The problem turned out to be that some people got so fixated on formal logic they apparently couldn't spot that their own mind does not do any kind of symbolic reasoning unless forced to by lots of training and willpower.
The brain has infinite potentials, however only finite resolves. So you can only play a finite number of moves in a game of infinite infinities.
Individual minds have varying mental technology, our mental technologies change and adapt to challenges (not always in real time.) thus these infinite configurations create new potentials that previously didn’t exist in the realm of potential without some serious mental vectoring.
Get it? You were just so sure of yourself you canceled your own infinite potentials!
Remember, it’s only finite after it happens. Until then it’s potential.
No, it doesn't. The brain has a finite number of possible states to be in. It's an absurdly large amount of states, but it is finite. And, out of those absurd but finite number of possible states, only a tiny fraction correspond to possible states potentially reachable by a functioning brain. The rest of them are noise.

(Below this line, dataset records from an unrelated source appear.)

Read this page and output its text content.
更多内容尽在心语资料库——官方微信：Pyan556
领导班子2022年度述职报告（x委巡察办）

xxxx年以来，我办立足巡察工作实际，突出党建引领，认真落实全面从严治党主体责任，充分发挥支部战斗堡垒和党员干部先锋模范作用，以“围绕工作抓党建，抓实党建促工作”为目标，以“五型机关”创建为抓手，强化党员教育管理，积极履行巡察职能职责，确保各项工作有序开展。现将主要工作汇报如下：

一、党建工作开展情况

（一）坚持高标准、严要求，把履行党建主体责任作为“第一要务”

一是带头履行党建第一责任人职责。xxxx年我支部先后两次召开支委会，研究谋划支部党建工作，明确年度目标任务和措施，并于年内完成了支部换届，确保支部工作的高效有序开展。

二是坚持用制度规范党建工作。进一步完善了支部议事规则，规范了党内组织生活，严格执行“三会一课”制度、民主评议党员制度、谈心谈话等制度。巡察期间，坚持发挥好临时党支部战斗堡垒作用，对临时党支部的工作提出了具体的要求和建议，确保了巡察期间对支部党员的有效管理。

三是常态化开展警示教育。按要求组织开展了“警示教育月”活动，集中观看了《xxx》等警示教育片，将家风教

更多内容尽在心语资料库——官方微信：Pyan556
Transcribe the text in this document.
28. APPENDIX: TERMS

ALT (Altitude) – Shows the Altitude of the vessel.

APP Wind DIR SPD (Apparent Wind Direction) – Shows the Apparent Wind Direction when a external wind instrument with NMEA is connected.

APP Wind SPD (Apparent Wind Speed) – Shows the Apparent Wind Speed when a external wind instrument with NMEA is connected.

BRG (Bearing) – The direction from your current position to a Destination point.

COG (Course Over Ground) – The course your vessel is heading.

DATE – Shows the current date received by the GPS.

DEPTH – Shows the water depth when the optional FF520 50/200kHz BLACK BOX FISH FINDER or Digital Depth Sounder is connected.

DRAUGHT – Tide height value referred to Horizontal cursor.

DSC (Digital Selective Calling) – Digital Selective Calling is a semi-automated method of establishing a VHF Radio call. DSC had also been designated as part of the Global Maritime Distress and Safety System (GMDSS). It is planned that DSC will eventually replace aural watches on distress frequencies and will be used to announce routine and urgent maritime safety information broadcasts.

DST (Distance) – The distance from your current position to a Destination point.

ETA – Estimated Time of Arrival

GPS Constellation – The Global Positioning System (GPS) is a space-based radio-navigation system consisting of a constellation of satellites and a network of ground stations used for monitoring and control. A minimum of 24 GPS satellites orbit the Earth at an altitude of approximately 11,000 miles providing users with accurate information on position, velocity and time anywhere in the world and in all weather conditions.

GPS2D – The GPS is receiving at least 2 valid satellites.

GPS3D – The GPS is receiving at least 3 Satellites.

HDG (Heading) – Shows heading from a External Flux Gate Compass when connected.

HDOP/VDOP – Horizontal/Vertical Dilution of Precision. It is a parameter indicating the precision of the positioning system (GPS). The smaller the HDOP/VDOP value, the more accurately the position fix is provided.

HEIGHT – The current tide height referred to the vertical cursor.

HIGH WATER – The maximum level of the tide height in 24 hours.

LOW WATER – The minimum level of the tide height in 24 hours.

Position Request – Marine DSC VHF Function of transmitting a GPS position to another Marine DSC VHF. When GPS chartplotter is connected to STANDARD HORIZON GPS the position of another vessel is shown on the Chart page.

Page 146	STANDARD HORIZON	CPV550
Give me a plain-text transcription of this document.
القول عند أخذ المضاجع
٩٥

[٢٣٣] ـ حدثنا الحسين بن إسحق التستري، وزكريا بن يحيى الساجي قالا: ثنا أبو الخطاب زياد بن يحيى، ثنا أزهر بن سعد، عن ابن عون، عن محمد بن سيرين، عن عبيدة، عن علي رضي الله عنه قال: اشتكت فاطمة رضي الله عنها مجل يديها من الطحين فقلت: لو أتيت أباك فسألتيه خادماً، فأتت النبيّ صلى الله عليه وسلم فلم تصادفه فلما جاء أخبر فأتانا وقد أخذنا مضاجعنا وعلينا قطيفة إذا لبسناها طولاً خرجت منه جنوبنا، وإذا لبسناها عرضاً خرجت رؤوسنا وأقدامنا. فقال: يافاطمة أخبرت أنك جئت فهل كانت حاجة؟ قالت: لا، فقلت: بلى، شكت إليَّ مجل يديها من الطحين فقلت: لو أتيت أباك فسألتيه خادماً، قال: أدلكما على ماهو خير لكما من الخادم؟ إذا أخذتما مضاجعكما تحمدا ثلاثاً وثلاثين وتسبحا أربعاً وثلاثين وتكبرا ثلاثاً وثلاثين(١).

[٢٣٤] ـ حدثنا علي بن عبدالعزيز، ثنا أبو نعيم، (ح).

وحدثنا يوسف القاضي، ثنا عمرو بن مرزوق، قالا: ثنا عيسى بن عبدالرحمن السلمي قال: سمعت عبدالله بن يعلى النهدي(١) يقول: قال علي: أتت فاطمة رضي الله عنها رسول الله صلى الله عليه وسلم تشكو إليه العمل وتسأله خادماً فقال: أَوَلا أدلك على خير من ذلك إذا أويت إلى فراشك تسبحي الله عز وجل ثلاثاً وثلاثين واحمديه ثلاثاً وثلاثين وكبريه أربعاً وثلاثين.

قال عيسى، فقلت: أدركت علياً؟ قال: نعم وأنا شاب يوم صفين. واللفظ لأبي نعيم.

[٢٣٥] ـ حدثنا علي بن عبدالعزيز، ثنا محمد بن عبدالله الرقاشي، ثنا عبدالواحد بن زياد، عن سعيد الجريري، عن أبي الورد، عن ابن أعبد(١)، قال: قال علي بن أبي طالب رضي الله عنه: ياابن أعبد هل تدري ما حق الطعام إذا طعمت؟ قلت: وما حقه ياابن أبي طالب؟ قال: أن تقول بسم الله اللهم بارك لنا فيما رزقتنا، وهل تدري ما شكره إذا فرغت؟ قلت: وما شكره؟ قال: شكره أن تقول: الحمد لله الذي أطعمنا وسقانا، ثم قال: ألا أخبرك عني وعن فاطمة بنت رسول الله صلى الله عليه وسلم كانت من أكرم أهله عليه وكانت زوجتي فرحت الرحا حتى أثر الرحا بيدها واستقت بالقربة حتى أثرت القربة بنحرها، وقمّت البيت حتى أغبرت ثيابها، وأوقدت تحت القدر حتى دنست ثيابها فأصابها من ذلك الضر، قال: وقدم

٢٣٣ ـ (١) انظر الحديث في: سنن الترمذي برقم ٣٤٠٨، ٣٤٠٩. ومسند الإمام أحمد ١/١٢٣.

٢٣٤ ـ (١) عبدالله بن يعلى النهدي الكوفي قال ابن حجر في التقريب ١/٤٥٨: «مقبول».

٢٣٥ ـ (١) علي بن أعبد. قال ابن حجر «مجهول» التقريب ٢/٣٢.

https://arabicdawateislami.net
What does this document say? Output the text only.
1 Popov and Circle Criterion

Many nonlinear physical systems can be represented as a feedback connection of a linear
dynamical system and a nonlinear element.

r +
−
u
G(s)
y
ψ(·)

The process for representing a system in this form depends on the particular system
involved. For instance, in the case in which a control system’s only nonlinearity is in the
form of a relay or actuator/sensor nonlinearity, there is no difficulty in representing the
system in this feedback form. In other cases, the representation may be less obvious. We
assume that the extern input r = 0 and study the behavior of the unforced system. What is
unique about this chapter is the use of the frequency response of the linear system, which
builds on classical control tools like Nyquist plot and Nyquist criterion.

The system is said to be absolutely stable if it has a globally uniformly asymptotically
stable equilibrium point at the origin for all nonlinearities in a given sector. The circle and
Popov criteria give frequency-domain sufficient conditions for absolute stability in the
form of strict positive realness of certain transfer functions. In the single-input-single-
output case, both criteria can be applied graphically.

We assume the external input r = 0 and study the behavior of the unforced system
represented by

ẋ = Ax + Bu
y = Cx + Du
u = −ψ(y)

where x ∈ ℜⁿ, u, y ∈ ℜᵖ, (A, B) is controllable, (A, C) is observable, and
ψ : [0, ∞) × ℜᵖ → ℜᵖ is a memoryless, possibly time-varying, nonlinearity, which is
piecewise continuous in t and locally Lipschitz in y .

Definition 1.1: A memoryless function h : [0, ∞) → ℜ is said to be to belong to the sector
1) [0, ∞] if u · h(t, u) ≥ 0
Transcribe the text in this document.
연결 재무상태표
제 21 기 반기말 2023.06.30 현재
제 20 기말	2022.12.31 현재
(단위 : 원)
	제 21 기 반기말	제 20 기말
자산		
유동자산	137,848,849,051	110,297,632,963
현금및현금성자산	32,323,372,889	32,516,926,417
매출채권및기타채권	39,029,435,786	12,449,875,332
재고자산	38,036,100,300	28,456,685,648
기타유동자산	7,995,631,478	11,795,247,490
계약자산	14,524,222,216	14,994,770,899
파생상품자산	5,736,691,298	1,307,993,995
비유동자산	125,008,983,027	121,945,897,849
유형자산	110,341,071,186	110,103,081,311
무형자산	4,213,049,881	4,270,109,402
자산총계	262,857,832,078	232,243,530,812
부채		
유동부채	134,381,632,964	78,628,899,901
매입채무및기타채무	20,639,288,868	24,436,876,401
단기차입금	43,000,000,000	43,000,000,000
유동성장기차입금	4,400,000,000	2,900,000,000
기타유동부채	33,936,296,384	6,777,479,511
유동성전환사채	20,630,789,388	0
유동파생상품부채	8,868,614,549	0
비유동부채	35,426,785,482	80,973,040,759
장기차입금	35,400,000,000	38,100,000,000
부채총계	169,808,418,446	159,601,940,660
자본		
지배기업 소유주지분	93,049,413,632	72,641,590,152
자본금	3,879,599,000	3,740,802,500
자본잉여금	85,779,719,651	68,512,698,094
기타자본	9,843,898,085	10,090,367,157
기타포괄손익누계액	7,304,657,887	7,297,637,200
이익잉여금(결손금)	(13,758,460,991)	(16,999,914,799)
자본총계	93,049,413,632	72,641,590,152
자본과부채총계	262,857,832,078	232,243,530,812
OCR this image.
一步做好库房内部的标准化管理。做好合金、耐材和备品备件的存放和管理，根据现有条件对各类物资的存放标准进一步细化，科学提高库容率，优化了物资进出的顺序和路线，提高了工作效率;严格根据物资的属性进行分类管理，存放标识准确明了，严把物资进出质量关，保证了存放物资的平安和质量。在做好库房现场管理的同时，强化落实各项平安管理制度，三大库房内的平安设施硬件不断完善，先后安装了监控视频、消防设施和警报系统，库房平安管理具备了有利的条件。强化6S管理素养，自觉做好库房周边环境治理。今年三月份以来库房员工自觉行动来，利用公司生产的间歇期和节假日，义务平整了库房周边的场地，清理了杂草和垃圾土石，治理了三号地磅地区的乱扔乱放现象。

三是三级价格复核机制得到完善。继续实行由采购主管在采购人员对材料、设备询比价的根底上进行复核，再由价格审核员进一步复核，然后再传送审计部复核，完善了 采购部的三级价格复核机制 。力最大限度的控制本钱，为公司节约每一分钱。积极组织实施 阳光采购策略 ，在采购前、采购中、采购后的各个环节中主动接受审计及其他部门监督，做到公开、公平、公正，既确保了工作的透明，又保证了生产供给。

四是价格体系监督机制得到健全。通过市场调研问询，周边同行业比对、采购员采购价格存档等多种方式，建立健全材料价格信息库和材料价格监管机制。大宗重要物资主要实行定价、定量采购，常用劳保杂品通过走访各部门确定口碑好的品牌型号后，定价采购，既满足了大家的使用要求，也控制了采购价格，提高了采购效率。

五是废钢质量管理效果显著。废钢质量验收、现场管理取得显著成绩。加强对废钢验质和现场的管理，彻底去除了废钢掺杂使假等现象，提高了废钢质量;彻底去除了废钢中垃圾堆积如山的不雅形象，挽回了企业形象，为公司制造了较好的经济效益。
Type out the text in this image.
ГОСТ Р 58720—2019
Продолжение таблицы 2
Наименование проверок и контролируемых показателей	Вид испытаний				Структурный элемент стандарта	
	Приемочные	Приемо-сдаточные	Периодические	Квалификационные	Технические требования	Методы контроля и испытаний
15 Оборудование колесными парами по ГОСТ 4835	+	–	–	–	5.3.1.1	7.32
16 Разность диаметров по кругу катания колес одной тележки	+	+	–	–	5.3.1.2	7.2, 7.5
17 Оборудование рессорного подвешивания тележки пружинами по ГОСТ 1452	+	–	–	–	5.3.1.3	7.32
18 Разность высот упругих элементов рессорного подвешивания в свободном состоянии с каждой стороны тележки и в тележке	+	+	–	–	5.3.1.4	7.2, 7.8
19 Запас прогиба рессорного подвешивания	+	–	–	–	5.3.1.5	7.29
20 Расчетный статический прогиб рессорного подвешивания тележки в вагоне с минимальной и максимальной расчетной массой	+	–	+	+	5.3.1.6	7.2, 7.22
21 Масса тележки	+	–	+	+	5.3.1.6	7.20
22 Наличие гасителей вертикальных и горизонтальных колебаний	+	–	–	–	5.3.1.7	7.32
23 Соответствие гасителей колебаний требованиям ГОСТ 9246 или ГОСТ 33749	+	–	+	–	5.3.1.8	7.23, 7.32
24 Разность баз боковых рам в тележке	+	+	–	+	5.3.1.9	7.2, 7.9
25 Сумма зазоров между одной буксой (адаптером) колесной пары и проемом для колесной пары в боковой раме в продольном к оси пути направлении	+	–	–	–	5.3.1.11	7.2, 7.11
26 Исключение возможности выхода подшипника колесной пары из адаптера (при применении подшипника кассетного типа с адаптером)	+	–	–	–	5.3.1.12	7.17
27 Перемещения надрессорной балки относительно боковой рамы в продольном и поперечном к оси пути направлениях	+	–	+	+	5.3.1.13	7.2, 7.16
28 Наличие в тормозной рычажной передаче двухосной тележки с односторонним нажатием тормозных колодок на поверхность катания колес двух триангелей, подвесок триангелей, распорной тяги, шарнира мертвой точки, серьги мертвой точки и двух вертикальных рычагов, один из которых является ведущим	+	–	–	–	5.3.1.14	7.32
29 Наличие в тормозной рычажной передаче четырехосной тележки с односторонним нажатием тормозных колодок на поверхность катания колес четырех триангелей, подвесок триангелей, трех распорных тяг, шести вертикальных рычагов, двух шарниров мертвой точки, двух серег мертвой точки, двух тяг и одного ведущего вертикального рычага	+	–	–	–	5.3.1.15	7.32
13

Not to mention, it's highly unlikely anything at that low a level matters to the functioning of a brain - at a functional level, physical states have to be quantized hard to ensure reliability and resistance against environmental noise.
Potential is resolving into state in the moment of now!
Be grateful, not scornful that it all collapses into state (don’t we all like consistency?), that is not however what it “is”. It “is” potential continuously resolving. The masterwork that is the mind is a hyoerdimensional and extradimentional supercomputer (that gets us by yet goes mostly squandered). Our minds and peripherals can manipulate, break down, and remake existential reality in the likeness of our own images. You seem to complain your own image is soiled by your other inputs or predispositions.
Sure, it’s a lot of work yet that’s what this whole universe thing runs on. Potential. State is what it collapses into in the moment of “now”.
And you’re right, continuity is an illusion. Oops.